When my youngest was a toddler, he liked nothing more than to stack all of his toys in a tsunami swell of stuff. I think it grounded him to bear witness to the sum total of his terrestrial stock--but even more, repeating the tasks of acquisition seemed to nurse an addiction. He was a little hamster wheel of need with the stacking and locating of his crap. Which, in a two-year-old is sort of cute, yes?

But in a 70-year-old, that behavior is less so.

The other day I was treated to an episode (#46: Ron/Carol) of Hoarders, featuring my ex-husband's uncle--yup, that would be the great uncle of that little guy you see in the picture above. I watched with interest, and then revulsion and sorrow as the subject, Ron, led the Hoarders crew through his stockpiled ramshackle abode. Books, papers, collectibles, knick-knacks, were all precariously heaved into chest-high hills with no pathway between them. A burner left on for heat sent a flame within inches of the combustibles. His "bed" was a mattress atop a makeshift loft that bowed downward, onto metal debris, ready to crack any minute.

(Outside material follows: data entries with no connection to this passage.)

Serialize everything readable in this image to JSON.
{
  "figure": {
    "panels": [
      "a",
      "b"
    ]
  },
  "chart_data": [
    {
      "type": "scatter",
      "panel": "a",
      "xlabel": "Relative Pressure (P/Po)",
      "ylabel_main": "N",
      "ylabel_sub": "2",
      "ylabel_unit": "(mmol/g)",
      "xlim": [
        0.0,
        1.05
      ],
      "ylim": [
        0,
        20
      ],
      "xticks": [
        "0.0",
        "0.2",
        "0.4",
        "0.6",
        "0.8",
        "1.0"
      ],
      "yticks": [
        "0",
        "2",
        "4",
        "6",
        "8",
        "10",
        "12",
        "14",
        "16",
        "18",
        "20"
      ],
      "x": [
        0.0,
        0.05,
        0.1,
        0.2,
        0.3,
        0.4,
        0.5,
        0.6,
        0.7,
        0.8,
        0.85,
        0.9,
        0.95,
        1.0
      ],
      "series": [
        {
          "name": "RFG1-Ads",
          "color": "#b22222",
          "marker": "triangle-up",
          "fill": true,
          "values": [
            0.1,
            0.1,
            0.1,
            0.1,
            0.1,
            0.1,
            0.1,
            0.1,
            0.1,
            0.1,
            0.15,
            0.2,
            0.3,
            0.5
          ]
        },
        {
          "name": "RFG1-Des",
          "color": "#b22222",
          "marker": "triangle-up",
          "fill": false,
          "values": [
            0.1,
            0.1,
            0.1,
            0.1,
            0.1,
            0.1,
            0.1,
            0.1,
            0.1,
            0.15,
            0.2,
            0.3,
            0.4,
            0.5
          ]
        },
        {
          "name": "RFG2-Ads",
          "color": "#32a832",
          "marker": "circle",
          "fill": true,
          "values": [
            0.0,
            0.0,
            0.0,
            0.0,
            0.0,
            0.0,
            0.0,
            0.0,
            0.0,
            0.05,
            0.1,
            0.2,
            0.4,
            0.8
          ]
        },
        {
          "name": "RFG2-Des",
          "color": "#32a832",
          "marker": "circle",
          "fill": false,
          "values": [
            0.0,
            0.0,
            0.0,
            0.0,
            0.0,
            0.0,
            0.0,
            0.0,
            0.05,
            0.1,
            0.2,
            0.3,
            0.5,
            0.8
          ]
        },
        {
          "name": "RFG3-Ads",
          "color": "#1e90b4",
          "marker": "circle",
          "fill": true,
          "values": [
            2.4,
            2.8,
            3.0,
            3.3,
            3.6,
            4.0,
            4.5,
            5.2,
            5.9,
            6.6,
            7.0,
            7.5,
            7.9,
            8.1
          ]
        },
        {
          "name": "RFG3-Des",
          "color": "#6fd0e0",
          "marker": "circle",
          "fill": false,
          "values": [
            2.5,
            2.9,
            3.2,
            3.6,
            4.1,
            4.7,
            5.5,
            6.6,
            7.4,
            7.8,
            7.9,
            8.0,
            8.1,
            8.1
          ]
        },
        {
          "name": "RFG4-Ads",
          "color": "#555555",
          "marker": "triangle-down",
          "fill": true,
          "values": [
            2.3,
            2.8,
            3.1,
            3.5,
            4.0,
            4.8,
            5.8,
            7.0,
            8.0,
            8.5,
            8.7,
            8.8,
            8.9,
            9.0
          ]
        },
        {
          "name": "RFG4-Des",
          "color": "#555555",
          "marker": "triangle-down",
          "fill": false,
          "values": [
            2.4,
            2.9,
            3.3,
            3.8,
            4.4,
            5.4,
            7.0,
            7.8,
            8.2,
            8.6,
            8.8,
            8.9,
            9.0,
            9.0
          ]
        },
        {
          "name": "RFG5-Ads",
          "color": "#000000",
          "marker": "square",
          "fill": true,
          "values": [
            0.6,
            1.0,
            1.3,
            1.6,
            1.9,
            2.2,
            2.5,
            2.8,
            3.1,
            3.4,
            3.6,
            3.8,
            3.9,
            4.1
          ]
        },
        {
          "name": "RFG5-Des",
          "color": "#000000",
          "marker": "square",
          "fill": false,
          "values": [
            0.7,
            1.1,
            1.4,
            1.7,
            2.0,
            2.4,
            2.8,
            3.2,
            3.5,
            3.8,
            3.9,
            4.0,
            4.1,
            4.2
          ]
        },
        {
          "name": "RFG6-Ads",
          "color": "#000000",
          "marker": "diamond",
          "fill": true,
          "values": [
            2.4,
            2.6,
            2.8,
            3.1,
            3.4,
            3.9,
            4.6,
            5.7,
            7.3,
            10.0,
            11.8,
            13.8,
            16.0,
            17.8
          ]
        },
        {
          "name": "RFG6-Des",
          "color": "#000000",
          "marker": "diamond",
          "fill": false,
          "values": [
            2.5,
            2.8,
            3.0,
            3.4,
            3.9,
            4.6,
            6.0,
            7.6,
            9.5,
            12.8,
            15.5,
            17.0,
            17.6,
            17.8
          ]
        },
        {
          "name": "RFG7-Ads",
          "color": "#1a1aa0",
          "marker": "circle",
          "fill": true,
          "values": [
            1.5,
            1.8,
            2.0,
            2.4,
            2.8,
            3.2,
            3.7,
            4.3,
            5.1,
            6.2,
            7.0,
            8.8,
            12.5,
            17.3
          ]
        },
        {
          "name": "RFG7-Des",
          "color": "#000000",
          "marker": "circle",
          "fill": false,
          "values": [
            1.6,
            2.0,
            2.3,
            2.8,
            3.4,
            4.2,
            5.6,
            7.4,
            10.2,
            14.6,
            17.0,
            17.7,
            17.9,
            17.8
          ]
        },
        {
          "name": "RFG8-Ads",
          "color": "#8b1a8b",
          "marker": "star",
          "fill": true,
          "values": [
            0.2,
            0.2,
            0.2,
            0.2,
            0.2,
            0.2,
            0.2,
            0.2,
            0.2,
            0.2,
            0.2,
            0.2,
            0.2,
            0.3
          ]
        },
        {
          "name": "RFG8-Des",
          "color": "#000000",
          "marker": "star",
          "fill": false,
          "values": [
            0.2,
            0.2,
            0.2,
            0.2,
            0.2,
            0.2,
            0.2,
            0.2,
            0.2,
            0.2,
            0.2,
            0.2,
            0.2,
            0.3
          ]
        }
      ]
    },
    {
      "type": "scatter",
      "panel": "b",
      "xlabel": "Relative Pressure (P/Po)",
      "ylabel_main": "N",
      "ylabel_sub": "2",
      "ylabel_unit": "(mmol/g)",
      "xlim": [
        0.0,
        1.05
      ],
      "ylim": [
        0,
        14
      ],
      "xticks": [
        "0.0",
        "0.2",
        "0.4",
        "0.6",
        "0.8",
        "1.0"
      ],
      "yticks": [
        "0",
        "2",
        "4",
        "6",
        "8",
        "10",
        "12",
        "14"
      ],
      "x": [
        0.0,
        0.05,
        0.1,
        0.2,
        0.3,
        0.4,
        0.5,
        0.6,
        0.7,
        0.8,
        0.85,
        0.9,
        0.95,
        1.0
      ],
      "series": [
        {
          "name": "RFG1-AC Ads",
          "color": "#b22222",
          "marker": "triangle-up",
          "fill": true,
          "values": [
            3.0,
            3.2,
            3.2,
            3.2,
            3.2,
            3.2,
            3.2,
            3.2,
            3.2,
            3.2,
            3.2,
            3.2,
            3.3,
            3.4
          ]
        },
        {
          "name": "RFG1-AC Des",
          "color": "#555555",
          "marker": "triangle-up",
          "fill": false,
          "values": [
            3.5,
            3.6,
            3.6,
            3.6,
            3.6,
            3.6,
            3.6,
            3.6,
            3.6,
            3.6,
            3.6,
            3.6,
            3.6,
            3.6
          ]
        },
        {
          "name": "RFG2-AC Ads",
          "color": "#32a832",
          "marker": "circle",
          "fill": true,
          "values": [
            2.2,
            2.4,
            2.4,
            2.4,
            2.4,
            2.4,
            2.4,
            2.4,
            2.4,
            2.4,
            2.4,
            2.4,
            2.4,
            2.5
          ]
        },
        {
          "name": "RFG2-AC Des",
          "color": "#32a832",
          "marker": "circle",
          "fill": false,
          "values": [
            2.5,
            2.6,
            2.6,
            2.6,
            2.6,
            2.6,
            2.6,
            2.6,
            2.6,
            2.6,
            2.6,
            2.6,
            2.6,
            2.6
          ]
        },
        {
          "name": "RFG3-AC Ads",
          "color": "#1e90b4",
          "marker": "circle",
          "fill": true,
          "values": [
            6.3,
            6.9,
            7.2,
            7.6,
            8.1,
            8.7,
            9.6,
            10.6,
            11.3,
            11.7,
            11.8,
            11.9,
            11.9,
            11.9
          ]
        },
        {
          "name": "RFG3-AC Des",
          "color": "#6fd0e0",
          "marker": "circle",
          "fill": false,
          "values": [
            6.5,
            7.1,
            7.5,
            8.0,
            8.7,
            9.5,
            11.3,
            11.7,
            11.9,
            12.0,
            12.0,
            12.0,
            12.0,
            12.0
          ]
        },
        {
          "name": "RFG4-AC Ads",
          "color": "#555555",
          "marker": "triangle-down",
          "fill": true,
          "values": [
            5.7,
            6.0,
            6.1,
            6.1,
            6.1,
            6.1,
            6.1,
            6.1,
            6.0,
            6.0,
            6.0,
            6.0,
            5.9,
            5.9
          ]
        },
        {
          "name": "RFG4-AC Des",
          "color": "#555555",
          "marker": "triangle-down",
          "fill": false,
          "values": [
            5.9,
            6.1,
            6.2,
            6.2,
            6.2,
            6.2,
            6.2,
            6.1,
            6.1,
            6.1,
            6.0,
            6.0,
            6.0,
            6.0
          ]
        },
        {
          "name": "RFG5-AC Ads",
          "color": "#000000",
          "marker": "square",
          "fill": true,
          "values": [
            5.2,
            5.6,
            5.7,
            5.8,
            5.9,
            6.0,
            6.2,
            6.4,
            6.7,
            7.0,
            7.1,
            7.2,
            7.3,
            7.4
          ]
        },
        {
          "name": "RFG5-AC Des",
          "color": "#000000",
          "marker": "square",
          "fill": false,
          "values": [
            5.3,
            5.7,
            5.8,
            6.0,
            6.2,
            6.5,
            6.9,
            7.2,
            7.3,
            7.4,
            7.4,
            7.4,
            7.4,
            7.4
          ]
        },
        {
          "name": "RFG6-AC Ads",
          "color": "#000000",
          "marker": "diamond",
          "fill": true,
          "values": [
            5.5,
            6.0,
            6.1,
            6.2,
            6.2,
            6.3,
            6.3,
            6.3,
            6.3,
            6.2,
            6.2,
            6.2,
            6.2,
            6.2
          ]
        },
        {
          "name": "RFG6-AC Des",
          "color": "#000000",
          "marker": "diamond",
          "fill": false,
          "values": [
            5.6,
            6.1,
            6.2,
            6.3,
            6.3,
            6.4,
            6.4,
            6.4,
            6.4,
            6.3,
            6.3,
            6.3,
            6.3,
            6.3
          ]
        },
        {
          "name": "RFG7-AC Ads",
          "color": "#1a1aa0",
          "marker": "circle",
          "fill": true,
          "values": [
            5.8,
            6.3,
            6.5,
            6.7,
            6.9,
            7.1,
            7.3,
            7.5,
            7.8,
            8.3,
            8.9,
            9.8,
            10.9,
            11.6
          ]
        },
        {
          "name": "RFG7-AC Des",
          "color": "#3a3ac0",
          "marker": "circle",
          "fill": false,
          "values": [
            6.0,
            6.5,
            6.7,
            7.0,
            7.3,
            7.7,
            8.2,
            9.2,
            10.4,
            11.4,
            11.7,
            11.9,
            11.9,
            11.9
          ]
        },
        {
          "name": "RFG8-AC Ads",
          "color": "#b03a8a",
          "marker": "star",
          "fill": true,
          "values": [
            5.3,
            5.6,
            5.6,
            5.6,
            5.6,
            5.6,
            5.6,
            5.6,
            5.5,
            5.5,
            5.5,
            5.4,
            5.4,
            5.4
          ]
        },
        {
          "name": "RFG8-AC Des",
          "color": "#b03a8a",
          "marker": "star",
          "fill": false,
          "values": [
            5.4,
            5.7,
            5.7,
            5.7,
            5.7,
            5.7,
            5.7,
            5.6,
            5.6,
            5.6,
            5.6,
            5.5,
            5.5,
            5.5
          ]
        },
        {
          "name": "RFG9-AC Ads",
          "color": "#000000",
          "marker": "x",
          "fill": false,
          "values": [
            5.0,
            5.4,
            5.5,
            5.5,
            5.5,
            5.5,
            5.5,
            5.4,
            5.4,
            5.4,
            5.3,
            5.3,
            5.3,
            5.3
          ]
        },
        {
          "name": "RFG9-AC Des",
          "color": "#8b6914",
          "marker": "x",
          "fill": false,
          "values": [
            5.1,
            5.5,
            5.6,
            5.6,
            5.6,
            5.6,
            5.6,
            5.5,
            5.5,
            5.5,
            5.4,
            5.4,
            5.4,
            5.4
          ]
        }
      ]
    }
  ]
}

But that wasn't the worst part.

Ron--who has an advanced form of prostate cancer, it should be noted-- was confronted by his only child, my ex-husband's cousin, who led the Hoarders intervention. Ron's inability to be accountable for the havoc his hoarding caused in his primary relationships was excruciating to witness. The denial. The stubbornness. It was the end-stage of the behaviors I struggled to understand in my ex husband, and ones that are all too genetically wired into my son.

The older I get, the more evidence I collect for the theory that living is simply a set of practices, one after the other. Intention starts the ball rolling, but it's only a spark. A tiny catalyst. It's the actions that ensue that make or break a life. The things a person does, repeatedly, are the only concrete clues we have to their personhood.

In the Hoarders show, it ended with Ron putting an arm around his daughter. Placating her, yes, but offering the only gesture of comfort he knew how to dole out. He was a man comfortable with himself, unwilling to change, and not entirely without introspection. He'd convinced himself that his patterns were indelible. His prostate cancer has spread to his brain, I heard. Brain cancer is a pretty undignified way to go out--but I have to say, no less undignified than being buried beneath piles of treasure.